Tom Denson is Associate Professor of Psychology and ARC Future Fellow at UNSW Australia.

This article was originally published on The Conversation.
Read the original article.

It feels instantaneous, but how long does it really take to think a thought?


As inquisitive beings, we are constantly questioning and quantifying the speed of various things. With a fair degree of accuracy, scientists have quantified the speed of light, the speed of sound, the speed at which the earth revolves around the sun, the speed at which hummingbirds beat their wings, the average speed of continental drift….

These values are all well-characterized. But what about the speed of thought? It’s a challenging question that’s not easily answerable – but we can give it a shot.

What’s a thought?
Fergus Macdonald, CC BY-NC

First, some thoughts on thought

To quantify the speed of anything, one needs to identify its beginning and end. For our purposes, a “thought” will be defined as the mental activities engaged from the moment sensory information is received to the moment an action is initiated. This definition necessarily excludes many experiences and processes one might consider to be “thoughts.”

Here, a “thought” includes processes related to perception (determining what is in the environment and where), decision-making (determining what to do) and action-planning (determining how to do it). The distinction between, and independence of, each of these processes is blurry. Further, each of these processes, and perhaps even their sub-components, could be considered “thoughts” on their own. But we have to set our start- and endpoints somewhere to have any hope of tackling the question.

Finally, trying to identify one value for the “speed of thought” is a little like trying to identify one maximum speed for all forms of transportation, from bicycles to rockets. There are many different kinds of thoughts that can vary greatly in timescale. Consider the differences between simple, speedy reactions like the sprinter deciding to run after the crack of the starting pistol (on the order of 150 milliseconds [ms]), and more complex decisions like deciding when to change lanes while driving on a highway or figuring out the appropriate strategy to solve a math problem (on the order of seconds to minutes).

Even looking inside the brain, we can’t see thoughts.
Duke University Photography Jim Wallace, CC BY-NC-ND

Thoughts are invisible, so what should we measure?

Thought is ultimately an internal and very individualized process that’s not readily observable. It relies on interactions across complex networks of neurons distributed throughout the peripheral and central nervous systems. Researchers can use imaging techniques, such as functional magnetic resonance imaging and electroencephalography, to see what areas of the nervous system are active during different thought processes, and how information flows through the nervous system. We’re still a long way from reliably relating these signals to the mental events they represent, though.

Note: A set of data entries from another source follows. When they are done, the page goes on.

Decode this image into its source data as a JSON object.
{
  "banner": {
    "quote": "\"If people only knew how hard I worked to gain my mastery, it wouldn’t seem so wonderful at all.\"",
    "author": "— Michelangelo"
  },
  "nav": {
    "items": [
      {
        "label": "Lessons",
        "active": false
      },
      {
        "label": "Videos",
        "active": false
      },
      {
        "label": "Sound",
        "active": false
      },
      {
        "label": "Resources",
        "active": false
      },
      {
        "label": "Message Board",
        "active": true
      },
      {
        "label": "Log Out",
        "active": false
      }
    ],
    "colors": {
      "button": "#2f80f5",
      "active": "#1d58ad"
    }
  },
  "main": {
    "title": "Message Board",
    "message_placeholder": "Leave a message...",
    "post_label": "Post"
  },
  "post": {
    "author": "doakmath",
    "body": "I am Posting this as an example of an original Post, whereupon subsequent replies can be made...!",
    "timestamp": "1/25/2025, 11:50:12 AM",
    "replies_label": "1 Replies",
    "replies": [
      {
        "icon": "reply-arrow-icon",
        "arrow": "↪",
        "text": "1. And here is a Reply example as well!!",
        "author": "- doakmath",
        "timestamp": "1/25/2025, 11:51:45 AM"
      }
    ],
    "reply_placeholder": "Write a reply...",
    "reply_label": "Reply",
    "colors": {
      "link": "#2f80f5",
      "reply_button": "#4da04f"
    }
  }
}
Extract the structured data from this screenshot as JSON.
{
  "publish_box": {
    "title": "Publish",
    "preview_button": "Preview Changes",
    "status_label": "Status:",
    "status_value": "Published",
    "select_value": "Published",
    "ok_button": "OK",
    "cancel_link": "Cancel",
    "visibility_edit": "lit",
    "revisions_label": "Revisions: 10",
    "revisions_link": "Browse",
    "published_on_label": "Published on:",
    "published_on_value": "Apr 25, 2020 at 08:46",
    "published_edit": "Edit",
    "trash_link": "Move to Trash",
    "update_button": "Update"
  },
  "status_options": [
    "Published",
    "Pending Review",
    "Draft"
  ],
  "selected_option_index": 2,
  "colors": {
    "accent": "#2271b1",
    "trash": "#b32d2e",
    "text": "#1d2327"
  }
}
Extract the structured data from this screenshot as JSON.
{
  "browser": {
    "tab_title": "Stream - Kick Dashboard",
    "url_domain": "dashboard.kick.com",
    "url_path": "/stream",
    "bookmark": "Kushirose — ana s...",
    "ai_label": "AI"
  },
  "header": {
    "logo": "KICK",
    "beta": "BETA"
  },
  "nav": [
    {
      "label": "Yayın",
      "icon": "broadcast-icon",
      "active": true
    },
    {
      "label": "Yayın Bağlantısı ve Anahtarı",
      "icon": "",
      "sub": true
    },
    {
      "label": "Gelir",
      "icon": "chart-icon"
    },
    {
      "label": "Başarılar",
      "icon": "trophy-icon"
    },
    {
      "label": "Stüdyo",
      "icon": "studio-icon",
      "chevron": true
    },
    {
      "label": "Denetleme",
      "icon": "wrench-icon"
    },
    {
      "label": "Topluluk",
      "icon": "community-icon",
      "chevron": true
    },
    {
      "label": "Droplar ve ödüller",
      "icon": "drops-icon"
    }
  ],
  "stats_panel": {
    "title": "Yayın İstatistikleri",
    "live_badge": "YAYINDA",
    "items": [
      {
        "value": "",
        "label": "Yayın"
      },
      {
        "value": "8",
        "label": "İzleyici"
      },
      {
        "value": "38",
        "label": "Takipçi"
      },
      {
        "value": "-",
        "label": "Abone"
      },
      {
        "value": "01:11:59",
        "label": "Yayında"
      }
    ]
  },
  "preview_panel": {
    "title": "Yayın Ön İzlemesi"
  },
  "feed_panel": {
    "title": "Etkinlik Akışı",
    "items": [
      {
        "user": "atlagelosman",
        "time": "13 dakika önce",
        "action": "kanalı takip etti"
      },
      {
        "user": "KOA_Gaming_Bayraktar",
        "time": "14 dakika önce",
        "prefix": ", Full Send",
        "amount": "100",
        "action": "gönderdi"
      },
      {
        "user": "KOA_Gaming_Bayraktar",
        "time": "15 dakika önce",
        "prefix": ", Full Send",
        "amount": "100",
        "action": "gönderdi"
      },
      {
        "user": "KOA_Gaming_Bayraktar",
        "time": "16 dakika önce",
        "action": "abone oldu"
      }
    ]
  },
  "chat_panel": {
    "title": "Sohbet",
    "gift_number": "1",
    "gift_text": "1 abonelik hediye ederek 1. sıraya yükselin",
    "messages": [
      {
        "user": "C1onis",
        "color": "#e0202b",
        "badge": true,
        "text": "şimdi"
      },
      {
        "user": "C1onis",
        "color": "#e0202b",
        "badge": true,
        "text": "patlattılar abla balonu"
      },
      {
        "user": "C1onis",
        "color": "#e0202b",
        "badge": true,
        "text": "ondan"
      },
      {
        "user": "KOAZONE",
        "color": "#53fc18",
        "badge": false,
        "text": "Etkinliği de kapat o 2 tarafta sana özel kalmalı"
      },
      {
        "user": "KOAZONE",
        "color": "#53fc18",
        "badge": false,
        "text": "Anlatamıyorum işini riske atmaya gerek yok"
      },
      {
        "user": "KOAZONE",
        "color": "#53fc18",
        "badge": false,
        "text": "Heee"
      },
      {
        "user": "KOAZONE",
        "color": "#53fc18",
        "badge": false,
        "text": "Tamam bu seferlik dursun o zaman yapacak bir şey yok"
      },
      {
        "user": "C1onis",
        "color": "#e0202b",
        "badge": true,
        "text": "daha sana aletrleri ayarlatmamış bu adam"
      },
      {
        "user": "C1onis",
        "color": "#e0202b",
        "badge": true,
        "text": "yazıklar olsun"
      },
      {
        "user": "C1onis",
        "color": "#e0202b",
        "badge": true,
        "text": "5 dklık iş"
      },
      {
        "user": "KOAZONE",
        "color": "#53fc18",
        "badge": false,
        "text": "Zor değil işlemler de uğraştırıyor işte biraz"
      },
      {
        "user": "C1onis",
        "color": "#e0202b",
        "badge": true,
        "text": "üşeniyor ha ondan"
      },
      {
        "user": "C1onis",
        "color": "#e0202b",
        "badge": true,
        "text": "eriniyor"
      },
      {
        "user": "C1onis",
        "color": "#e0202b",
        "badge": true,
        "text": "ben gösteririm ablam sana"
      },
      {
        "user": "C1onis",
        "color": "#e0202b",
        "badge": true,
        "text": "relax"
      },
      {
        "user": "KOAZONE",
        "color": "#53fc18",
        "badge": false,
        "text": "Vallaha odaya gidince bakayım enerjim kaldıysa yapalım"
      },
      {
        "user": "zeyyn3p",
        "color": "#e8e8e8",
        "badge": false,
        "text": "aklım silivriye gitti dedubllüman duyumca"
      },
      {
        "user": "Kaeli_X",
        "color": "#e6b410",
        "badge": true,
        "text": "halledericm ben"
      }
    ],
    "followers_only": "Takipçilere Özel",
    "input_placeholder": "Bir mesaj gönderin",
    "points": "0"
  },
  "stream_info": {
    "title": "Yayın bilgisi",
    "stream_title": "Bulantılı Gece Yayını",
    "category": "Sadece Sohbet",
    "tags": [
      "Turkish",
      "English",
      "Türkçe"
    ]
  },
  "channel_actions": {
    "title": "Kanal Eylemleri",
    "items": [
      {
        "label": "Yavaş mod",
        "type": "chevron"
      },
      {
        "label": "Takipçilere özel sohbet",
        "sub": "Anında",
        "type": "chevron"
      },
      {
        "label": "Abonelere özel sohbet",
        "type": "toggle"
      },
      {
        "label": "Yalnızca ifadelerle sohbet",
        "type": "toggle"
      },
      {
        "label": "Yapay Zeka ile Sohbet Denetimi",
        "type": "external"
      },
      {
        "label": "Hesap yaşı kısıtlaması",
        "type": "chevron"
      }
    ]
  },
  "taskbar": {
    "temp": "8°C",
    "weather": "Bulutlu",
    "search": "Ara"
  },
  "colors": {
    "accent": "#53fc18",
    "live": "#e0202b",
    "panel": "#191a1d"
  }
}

Many scientists consider the best proxy measure of the speed or efficiency of thought processes to be reaction time – the time from the onset of a specific signal to the moment an action is initiated. Indeed, researchers interested in assessing how fast information travels through the nervous system have used reaction time since the mid-1800s. This approach makes sense because thoughts are ultimately expressed through overt actions. Reaction time provides an index of how efficiently someone receives and interprets sensory information, decides what to do based on that information, and plans and initiates an action based on that decision.

Neurons do the work of transmitting thoughts.
Bryan Jones, CC BY-NC-ND

Neural factors involved

The time it takes for all thoughts to occur is ultimately shaped by the characteristics of the neurons and the networks involved. Many things influence the speed at which information flows through the system, but three key factors are:

  • Distance – The farther signals need to travel, the longer the reaction time is going to be. Reaction times for movements of the foot are longer than for movements of the hand, in large part because the signals traveling to and from the brain have a longer distance to cover. This principle is readily demonstrated through reflexes (note, however, that reflexes are responses that occur without “thought” because they do not involve neurons that engaged in conscious thought). The key observation for the present purpose is that the same reflexes evoked in taller individuals tend to have longer response times than for shorter individuals. By way of analogy, if two couriers driving to New York leave at the same time and travel at exactly the same speed, a courier leaving from Washington, DC will always arrive before one leaving from Los Angeles.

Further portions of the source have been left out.